Admin Guide
Configuration
Setting a proxy for global use
To set-up a global HTTP(S) or SOCKS5 proxy, use the following Storm command:
> playwright.setup.proxy myproxy:8080 --username $lib.globals.get(proxy:user) --password $lib.globals.get(proxy:pass)
Setting Playwright proxy for all users
Dependencies
Synapse-Playwright requires the following Power-Ups to be installed:
Name : synapse-fileparser
Version: >=4.2.1,<5.0.0
Desc : Synapse-FileParser is required in order to use the HTMLtoJSON API.
Permissions
Package (synapse-playwright) defines the following permissions:
power-ups.playwright.user : Allows a user to instantiate a Playwright browser and page. ( default: false )
power-ups.playwright.proxy : Allows a user to override the global proxy configuration. ( default: false )

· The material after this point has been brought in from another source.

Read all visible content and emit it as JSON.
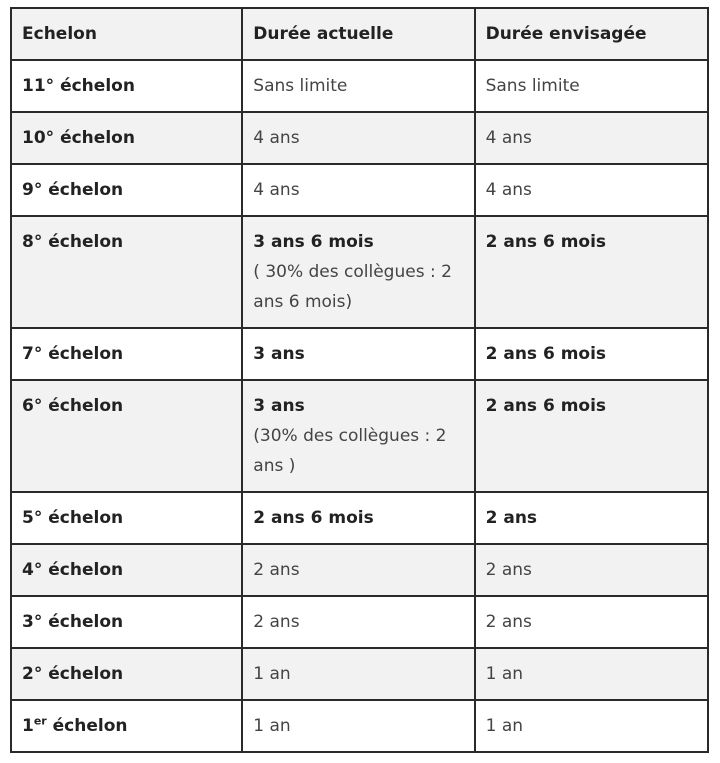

You may add rules to users/roles directly from storm:
> auth.user.addrule fred power-ups.playwright.user
Added rule power-ups.playwright.user to user fred.
or:
> auth.role.addrule ninjas power-ups.playwright.proxy
Added rule power-ups.playwright.proxy to role ninjas.
Exported Storm APIs
Synapse Playwright exports the playwright.api
module as a Storm API.
page(loadurl=(null), conf=(null))
---------------------------------
Create a new Page share.
Args:
loadurl (str or None): Optional URL to load on Page creation
conf (dict or None): Optional configuration to provide to the browser and page
Returns:
(bool, str or Page, dict): Tuple of (ok, Page or err mesg, excinfo)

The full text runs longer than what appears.